Cultivou relações com monges, autoridades locais e patronos letrados que tinham acesso a manuscritos raros e saber regional. Por meio dessa rede, reuniu histórias de milagres budistas e tradições antigas ligadas à era dos Três Reinos.
À medida que guerras e negociações prosseguiam, Iryeon concentrou-se na resistência cultural em vez de na política partidária. Tratou lendas e narrativas budistas como um arquivo moral, preservando a identidade num período de exigências de tributo e instabilidade.
Após 1259, Goryeo avançou cada vez mais para a acomodação com o Império Mongol, alterando prioridades da corte e a ordem social. Iryeon interpretou o momento como um aviso de que registos antigos e tradições locais podiam ser reescritos ou esquecidos.
Na casa dos sessenta anos, era tratado como um monge sénior cujo saber unia doutrina, história e cultura regional. Clérigos mais jovens consultavam-no sobre linhagens de templos e histórias de origem, reforçando o seu papel de guardião cuidadoso da memória.
Quando a capital regressou de Ganghwa e a estrutura do longo conflito mudou, surgiram novas facções e prioridades políticas. A atenção de Iryeon voltou-se para compilar uma narrativa resistente do passado coreano, capaz de sobreviver a mudanças de regime.
Começou a ordenar anotações, excertos e relatos orais numa compilação coerente que combinava história, mito e exemplos budistas. A obra visava preservar histórias não registradas nas crónicas oficiais da corte e ensinar a causalidade moral.
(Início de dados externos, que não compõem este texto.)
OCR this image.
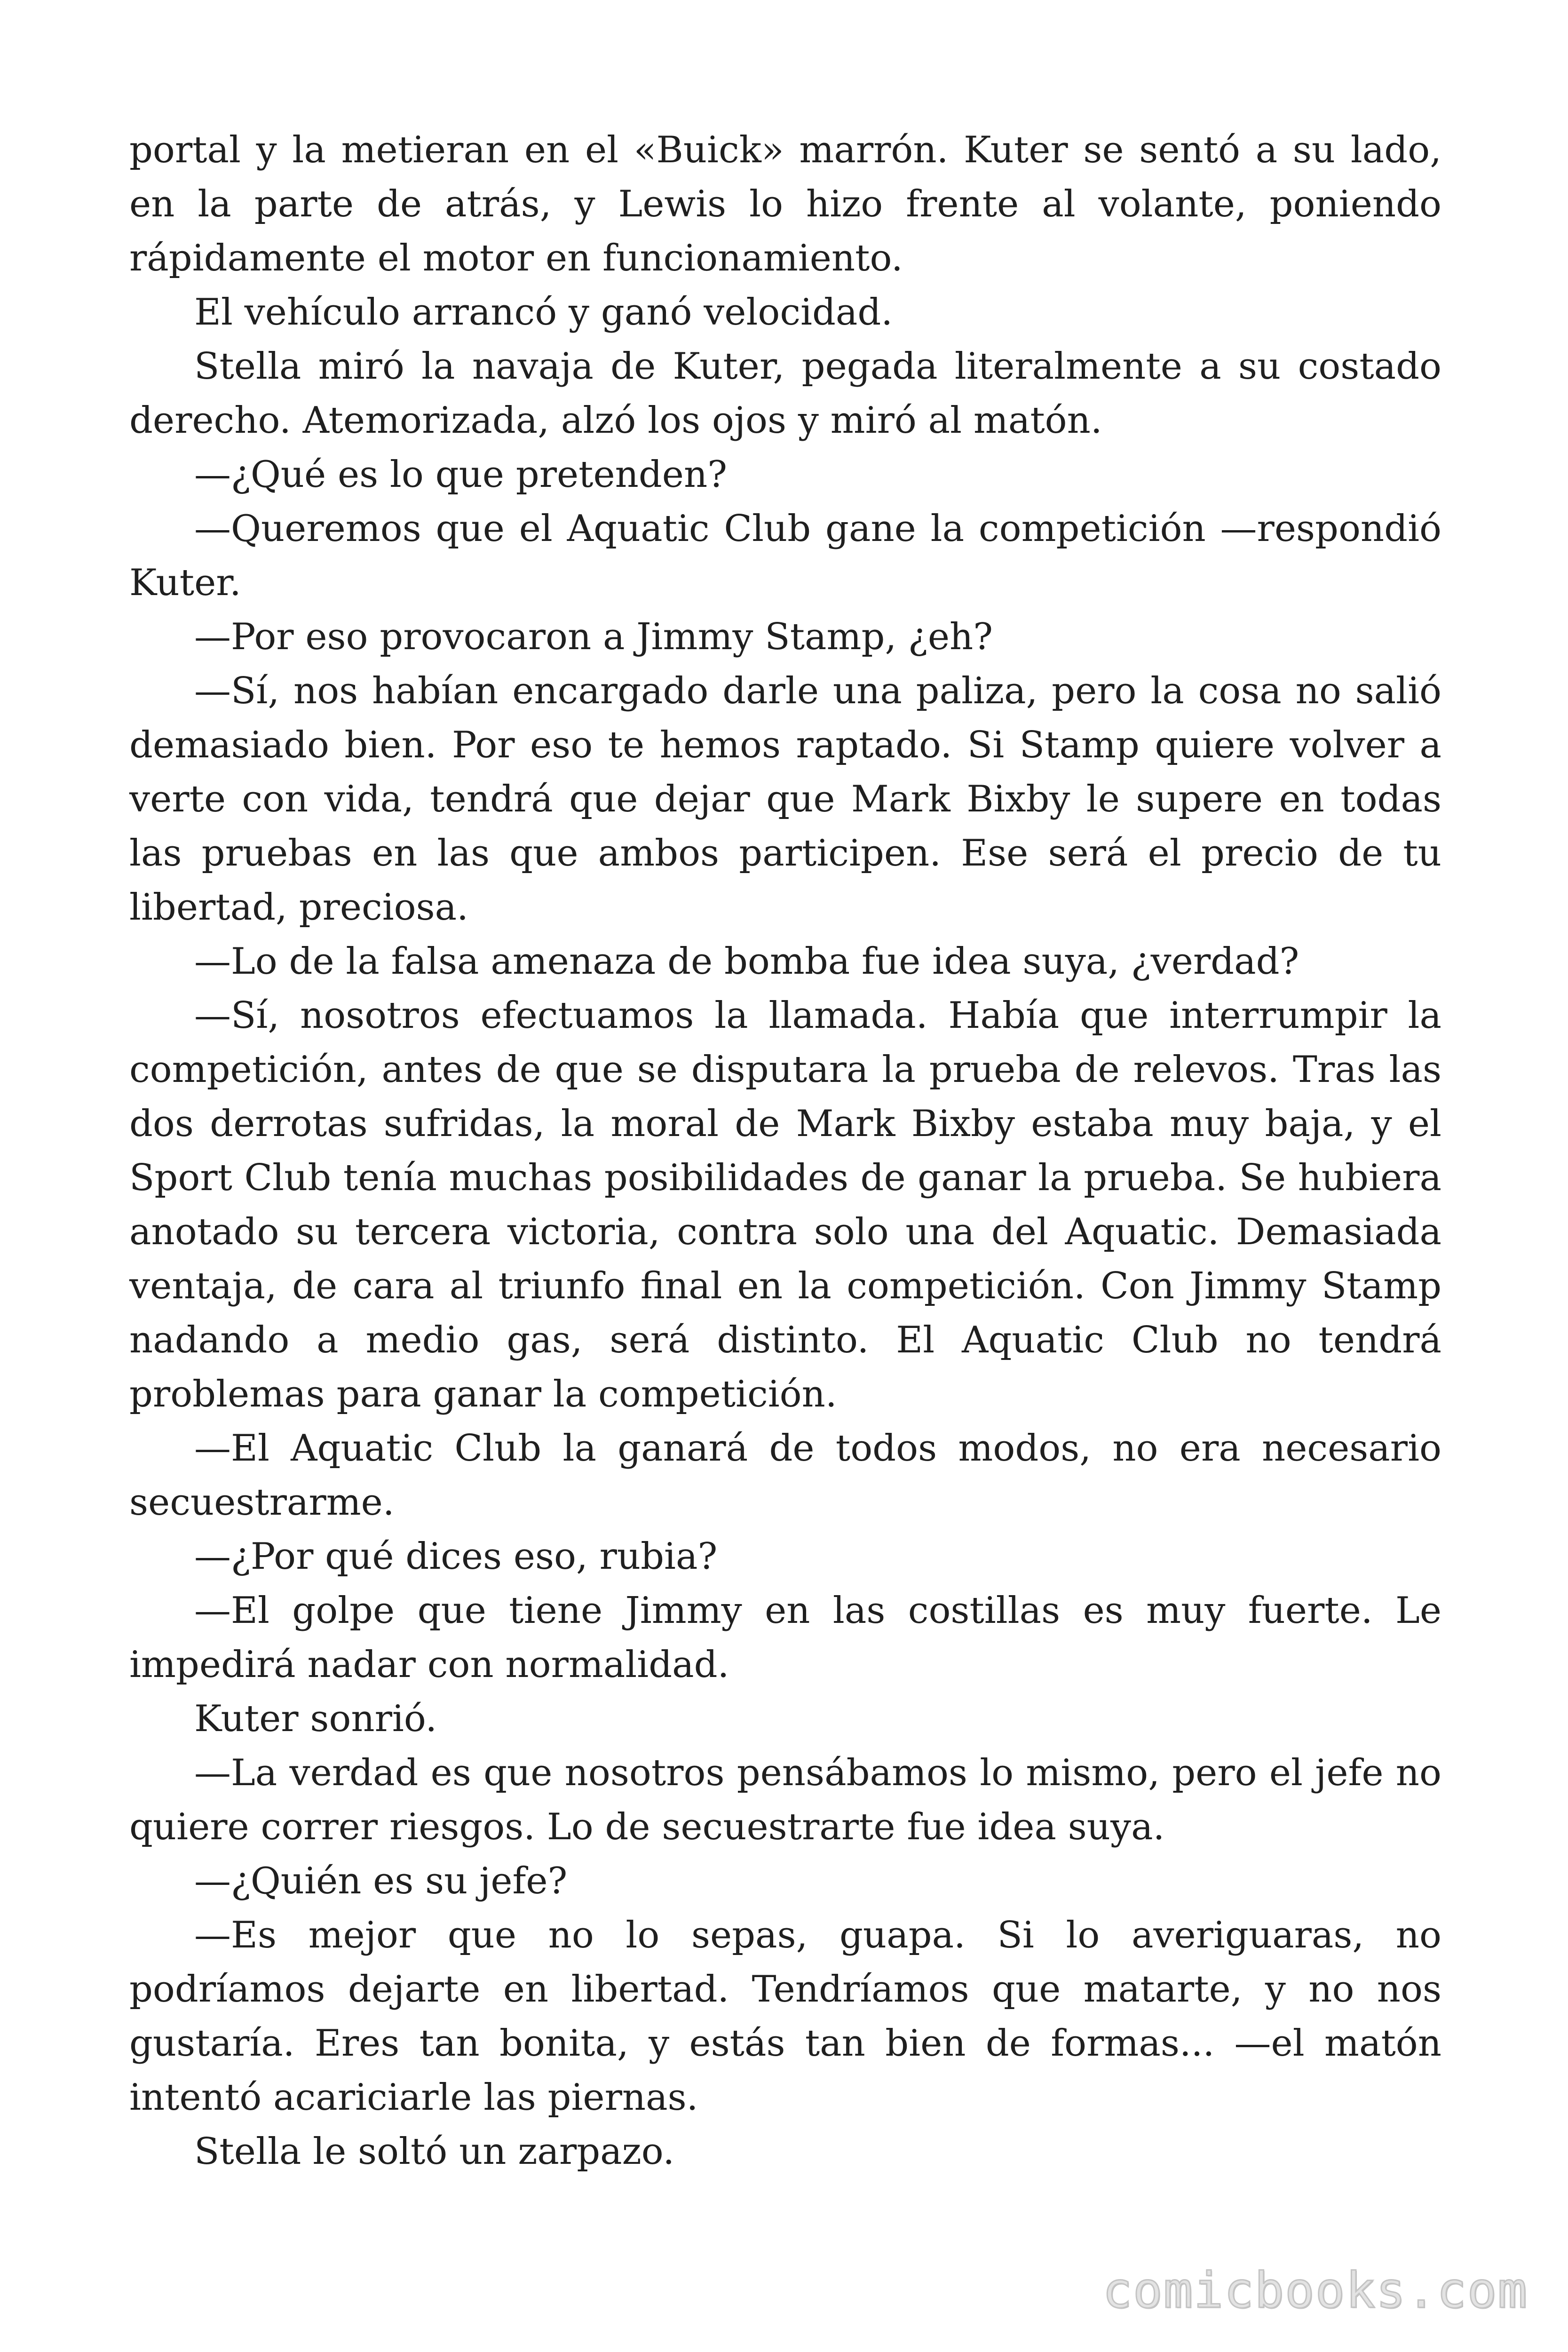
portal y la metieran en el «Buick» marrón. Kuter se sentó a su lado, en la parte de atrás, y Lewis lo hizo frente al volante, poniendo rápidamente el motor en funcionamiento.

El vehículo arrancó y ganó velocidad.

Stella miró la navaja de Kuter, pegada literalmente a su costado derecho. Atemorizada, alzó los ojos y miró al matón.

—¿Qué es lo que pretenden?

—Queremos que el Aquatic Club gane la competición —respondió Kuter.

—Por eso provocaron a Jimmy Stamp, ¿eh?

—Sí, nos habían encargado darle una paliza, pero la cosa no salió demasiado bien. Por eso te hemos raptado. Si Stamp quiere volver a verte con vida, tendrá que dejar que Mark Bixby le supere en todas las pruebas en las que ambos participen. Ese será el precio de tu libertad, preciosa.

—Lo de la falsa amenaza de bomba fue idea suya, ¿verdad?

—Sí, nosotros efectuamos la llamada. Había que interrumpir la competición, antes de que se disputara la prueba de relevos. Tras las dos derrotas sufridas, la moral de Mark Bixby estaba muy baja, y el Sport Club tenía muchas posibilidades de ganar la prueba. Se hubiera anotado su tercera victoria, contra solo una del Aquatic. Demasiada ventaja, de cara al triunfo final en la competición. Con Jimmy Stamp nadando a medio gas, será distinto. El Aquatic Club no tendrá problemas para ganar la competición.

—El Aquatic Club la ganará de todos modos, no era necesario secuestrarme.

—¿Por qué dices eso, rubia?

—El golpe que tiene Jimmy en las costillas es muy fuerte. Le impedirá nadar con normalidad.

Kuter sonrió.

—La verdad es que nosotros pensábamos lo mismo, pero el jefe no quiere correr riesgos. Lo de secuestrarte fue idea suya.

—¿Quién es su jefe?

—Es mejor que no lo sepas, guapa. Si lo averiguaras, no podríamos dejarte en libertad. Tendríamos que matarte, y no nos gustaría. Eres tan bonita, y estás tan bien de formas... —el matón intentó acariciarle las piernas.

Stella le soltó un zarpazo.

comicbooks.com
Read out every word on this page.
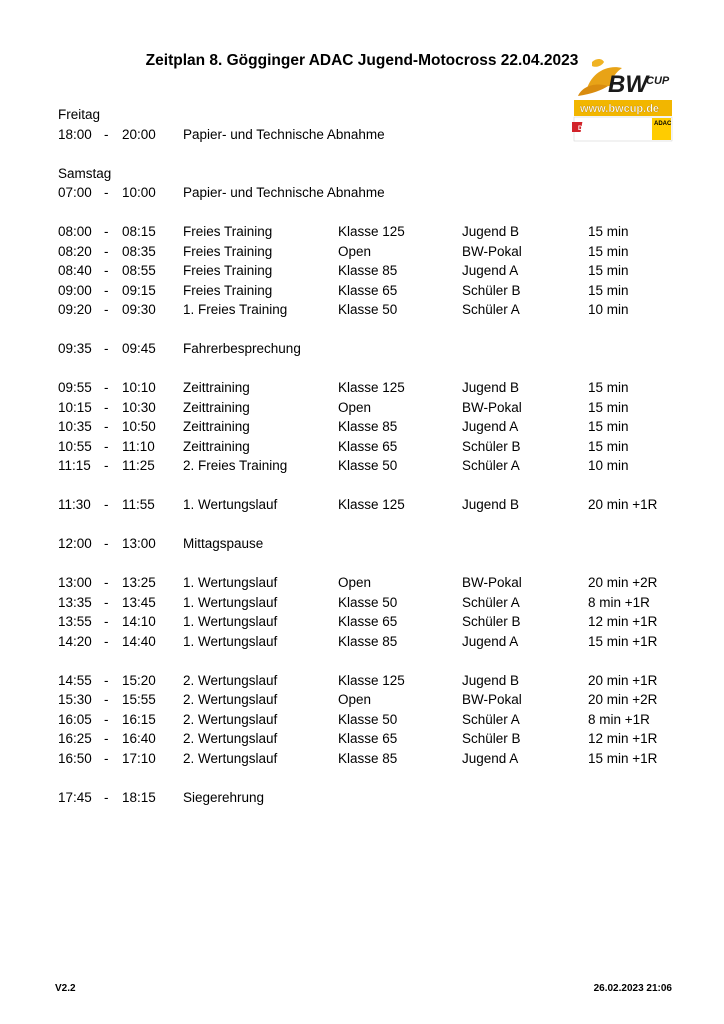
Zeitplan 8. Gögginger ADAC Jugend-Motocross 22.04.2023
BW
CUP
www.bwcup.de
DMV
ADAC
Freitag
18:00 - 20:00 Papier- und Technische Abnahme
Samstag
07:00 - 10:00 Papier- und Technische Abnahme
08:00 - 08:15 Freies Training	Klasse 125	Jugend B	15 min
08:20 - 08:35 Freies Training	Open	BW-Pokal	15 min
08:40 - 08:55 Freies Training	Klasse 85	Jugend A	15 min
09:00 - 09:15 Freies Training	Klasse 65	Schüler B	15 min
09:20 - 09:30 1. Freies Training	Klasse 50	Schüler A	10 min
09:35 - 09:45 Fahrerbesprechung
09:55 - 10:10 Zeittraining	Klasse 125	Jugend B	15 min
10:15 - 10:30 Zeittraining	Open	BW-Pokal	15 min
10:35 - 10:50 Zeittraining	Klasse 85	Jugend A	15 min
10:55 - 11:10 Zeittraining	Klasse 65	Schüler B	15 min
11:15 - 11:25 2. Freies Training	Klasse 50	Schüler A	10 min
11:30 - 11:55 1. Wertungslauf	Klasse 125	Jugend B	20 min +1R
12:00 - 13:00 Mittagspause
13:00 - 13:25 1. Wertungslauf	Open	BW-Pokal	20 min +2R
13:35 - 13:45 1. Wertungslauf	Klasse 50	Schüler A	8 min +1R
13:55 - 14:10 1. Wertungslauf	Klasse 65	Schüler B	12 min +1R
14:20 - 14:40 1. Wertungslauf	Klasse 85	Jugend A	15 min +1R
14:55 - 15:20 2. Wertungslauf	Klasse 125	Jugend B	20 min +1R
15:30 - 15:55 2. Wertungslauf	Open	BW-Pokal	20 min +2R
16:05 - 16:15 2. Wertungslauf	Klasse 50	Schüler A	8 min +1R
16:25 - 16:40 2. Wertungslauf	Klasse 65	Schüler B	12 min +1R
16:50 - 17:10 2. Wertungslauf	Klasse 85	Jugend A	15 min +1R
17:45 - 18:15 Siegerehrung
V2.2	26.02.2023 21:06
No início da década de 1280, integrou tradições como a lenda fundacional de Tan'gun e relatos de milagres da era de Silla, com fontes citadas e comentários. O seu método equilibrava reverência e estrutura editorial, registrando variantes em vez de apagá-las.
Iryeon finalizou o Samguk Yusa, preservando lendas, biografias, origens de templos e episódios budistas ao longo dos Três Reinos e períodos posteriores. A compilação complementou as histórias oficiais ao salvar aquilo que os anais centrados na corte muitas vezes excluíam.
Nos seus últimos anos, usou as narrativas compiladas para ensinar impermanência, consequência kármica e o poder dos votos. Os alunos aprenderam a ler inscrições e comparar fontes, fortalecendo uma tradição monástica erudita sob uma política em transformação.
Iryeon morreu em 1289, deixando uma compilação que se tornou essencial para a memória cultural coreana. Estudiosos posteriores recorreram ao Samguk Yusa em busca de mitos, história religiosa e narrativas antigas que, de outro modo, se perderiam para a guerra e o tempo.